If other machines or Claude Code sessions emit memory handoffs, ingest them on a short cadence so they do not rot in a folder.

*/30 * * * * bash ~/.openclaw/workspace/scripts/run-memory-handoff-ingest.sh

3. Card staleness scan

This is the decay pass. It does not create new knowledge.
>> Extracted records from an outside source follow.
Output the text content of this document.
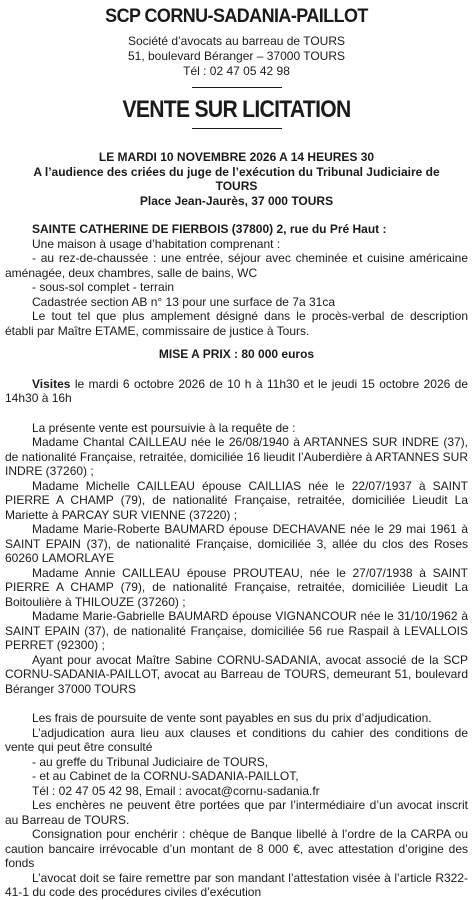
SCP CORNU-SADANIA-PAILLOT

Société d’avocats au barreau de TOURS

51, boulevard Béranger – 37000 TOURS

Tél : 02 47 05 42 98

VENTE SUR LICITATION

LE MARDI 10 NOVEMBRE 2026 A 14 HEURES 30
A l’audience des criées du juge de l’exécution du Tribunal Judiciaire de
TOURS
Place Jean-Jaurès, 37 000 TOURS

SAINTE CATHERINE DE FIERBOIS (37800) 2, rue du Pré Haut :

Une maison à usage d’habitation comprenant :

- au rez-de-chaussée : une entrée, séjour avec cheminée et cuisine américaine aménagée, deux chambres, salle de bains, WC

- sous-sol complet - terrain

Cadastrée section AB n° 13 pour une surface de 7a 31ca

Le tout tel que plus amplement désigné dans le procès-verbal de description établi par Maître ETAME, commissaire de justice à Tours.

MISE A PRIX : 80 000 euros

Visites le mardi 6 octobre 2026 de 10 h à 11h30 et le jeudi 15 octobre 2026 de 14h30 à 16h

La présente vente est poursuivie à la requête de :

Madame Chantal CAILLEAU née le 26/08/1940 à ARTANNES SUR INDRE (37), de nationalité Française, retraitée, domiciliée 16 lieudit l’Auberdière à ARTANNES SUR INDRE (37260) ;

Madame Michelle CAILLEAU épouse CAILLIAS née le 22/07/1937 à SAINT PIERRE A CHAMP (79), de nationalité Française, retraitée, domiciliée Lieudit La Mariette à PARCAY SUR VIENNE (37220) ;

Madame Marie-Roberte BAUMARD épouse DECHAVANE née le 29 mai 1961 à SAINT EPAIN (37), de nationalité Française, domiciliée 3, allée du clos des Roses 60260 LAMORLAYE

Madame Annie CAILLEAU épouse PROUTEAU, née le 27/07/1938 à SAINT PIERRE A CHAMP (79), de nationalité Française, retraitée, domiciliée Lieudit La Boitoulière à THILOUZE (37260) ;

Madame Marie-Gabrielle BAUMARD épouse VIGNANCOUR née le 31/10/1962 à SAINT EPAIN (37), de nationalité Française, domiciliée 56 rue Raspail à LEVALLOIS PERRET (92300) ;

Ayant pour avocat Maître Sabine CORNU-SADANIA, avocat associé de la SCP CORNU-SADANIA-PAILLOT, avocat au Barreau de TOURS, demeurant 51, boulevard Béranger 37000 TOURS

Les frais de poursuite de vente sont payables en sus du prix d’adjudication.

L’adjudication aura lieu aux clauses et conditions du cahier des conditions de vente qui peut être consulté

- au greffe du Tribunal Judiciaire de TOURS,

- et au Cabinet de la CORNU-SADANIA-PAILLOT,

Tél : 02 47 05 42 98, Email : avocat@cornu-sadania.fr

Les enchères ne peuvent être portées que par l’intermédiaire d’un avocat inscrit au Barreau de TOURS.

Consignation pour enchérir : chèque de Banque libellé à l’ordre de la CARPA ou caution bancaire irrévocable d’un montant de 8 000 €, avec attestation d’origine des fonds

L’avocat doit se faire remettre par son mandant l’attestation visée à l’article R322-41-1 du code des procédures civiles d’exécution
It finds cards whose claims are aging out and queues them for refresh or manual review.

0 4 * * * python3 ~/.openclaw/workspace/scripts/card-decay-scanner.py

A clean division of labor helps:

JobPurposeTypical cadence
Memory sweepDistill recent work into durable memoryEvery 6-12 hours
Handoff ingestPull machine-local memory proposals into canonical storageEvery 15-30 minutes
Card staleness scanFlag aging or suspicious cards for refreshDaily

If you blur those together, you usually get one of two bad outcomes: either the sweep becomes bloated and slow, or stale cards sit around forever because nobody owns the decay loop.

Verification

# Check Ollama is running with embedding model
curl -s http://127.0.0.1:11434/api/tags | jq -r '.models[].name' | grep -i embed
# Expected: qwen3-embedding:8b (or whatever you configured)

# Check memory file structure
echo "=== Master Index ==="
wc -c ~/.openclaw/workspace/MEMORY.md

echo ""
echo "=== Knowledge Cards ==="
ls ~/.openclaw/workspace/memory/cards/ | wc -l
echo "cards"

echo ""
echo "=== Daily Logs ==="
ls ~/.openclaw/workspace/memory/20*.md 2>/dev/null | wc -l
echo "daily log files"

echo ""
echo "=== MEMORY.md Size Check ==="
SIZE=$(wc -c < ~/.openclaw/workspace/MEMORY.md)
if [ "$SIZE" -gt 4096 ]; then
  echo "⚠ MEMORY.md is ${SIZE} bytes. Consider trimming (target: <2KB)"
else
  echo "✓ MEMORY.md is ${SIZE} bytes (healthy)"
fi

Gotchas

  1. Local embeddings are more than good enough. qwen3-embedding:8b (5GB) or nomic-embed-text (274M / 1.6GB) both beat round-tripping to OpenAI’s embedding API for memory search. You need good enough relevance ranking, not SOTA - and the round-trip latency alone makes cloud embeddings a worse experience.

  2. Don’t load the backup. If you migrated from a monolithic MEMORY.md, the backup file might be 50-60KB. Never load it in a session. It exists for reference only.

  3. Card frontmatter matters for search. The tags and topic fields in YAML frontmatter improve semantic search accuracy. Don’t skip them.

  4. Memory search before answering. Make it a habit: before your agent answers questions about past decisions, dates, or people, it should search memory first. This catches things the agent “forgot” because they weren’t in today’s context.